CRTC2 was shown to be phosphorylated at Ser171 by AMPK agonist AICAR and relocated from the nucleus to the cytoplasm even in the presence of FSK (
). AMPK-mediated suppression of hepatic gluconeogenic genes is likely to be mediated quickly by CRTC2 phosphorylation. Here, we explored the role of the delayed effect of metformin-induced AMPK to inhibit hepatic gluconeogenesis via SHP. In this study, chronic treatment of AMPK activator, metformin, and overexpression of AMPK suppress phosphorylation-defective CRTC2 (S171A)-mediated hepatic gluconeogenic enzyme gene expression and hepatic glucose production by induction of SHP gene expression, and this effect was totally abolished by depletion of SHP using Ad-siRNA. Consistent with these results, prolonged provision of AICAR also decreased PEPCK protein levels through AMPK-mediated SHP gene expression. These results suggest that metformin- and AICAR-mediated chronic activation of AMPK disrupts CREB-dependent hepatic gluconeogenesis via induction of SHP gene expression. Mouse models of hepatic insulin resistance display increased dephosphorylation and nuclear accumulation of CRTC2, but metformin is still effective in treating the hyperglycemia in these conditions. Therefore, we suggest that SHP can be a potential regulator of metformin-mediated anti-diabetic effects. However, a more detailed study and elucidation of SHP is required in animal models, like SHP knock-out mice as well as insulin-resistant rodent models.
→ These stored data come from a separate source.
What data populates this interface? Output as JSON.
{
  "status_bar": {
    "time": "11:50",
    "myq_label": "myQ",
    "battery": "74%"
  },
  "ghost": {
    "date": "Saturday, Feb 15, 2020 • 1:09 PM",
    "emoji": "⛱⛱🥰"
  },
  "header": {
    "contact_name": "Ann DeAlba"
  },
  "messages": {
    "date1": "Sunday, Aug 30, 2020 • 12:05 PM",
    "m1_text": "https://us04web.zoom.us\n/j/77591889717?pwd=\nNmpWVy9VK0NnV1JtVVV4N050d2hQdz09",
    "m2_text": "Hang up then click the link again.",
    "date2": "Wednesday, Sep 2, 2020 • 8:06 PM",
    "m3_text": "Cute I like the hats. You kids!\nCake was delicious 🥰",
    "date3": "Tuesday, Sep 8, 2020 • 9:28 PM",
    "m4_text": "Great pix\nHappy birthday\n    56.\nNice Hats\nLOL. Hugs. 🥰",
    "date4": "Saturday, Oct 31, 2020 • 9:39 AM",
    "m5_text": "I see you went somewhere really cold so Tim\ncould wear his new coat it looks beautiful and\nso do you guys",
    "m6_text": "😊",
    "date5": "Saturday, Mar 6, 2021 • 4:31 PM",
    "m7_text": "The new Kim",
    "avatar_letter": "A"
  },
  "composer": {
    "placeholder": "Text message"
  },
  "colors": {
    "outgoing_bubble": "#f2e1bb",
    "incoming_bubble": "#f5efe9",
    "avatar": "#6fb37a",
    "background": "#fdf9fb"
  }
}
In conclusion, we suggest that metformin regulates the CREB-mediated hepatic gluconeogenic process by both CRTC2 phosphorylation and direct inhibition of CREB via modulation of SHP expression. Metformin-dependent activation of AMPK could acutely phosphorylate CRTC2 at Ser171 and leads to its nuclear exclusion. Chronic treatment of metformin antagonizes the stimulatory effects of CREB·CRTC2 complex-mediated hepatic gluconeogenesis through induction of SHP expression, suggesting that SHP has an important role in delayed metformin action (Fig. 9). Our study provides a novel insight into the dual molecular mechanisms by which AMPK affects CREB-mediated glucose metabolism. Further studies are required to elucidate the process by which other metabolic regulators and inducers of SHP gene may improve CREB-mediated hyperglycemia and provide therapeutic benefit for treatment of insulin resistance conditions prevalent in diabetes.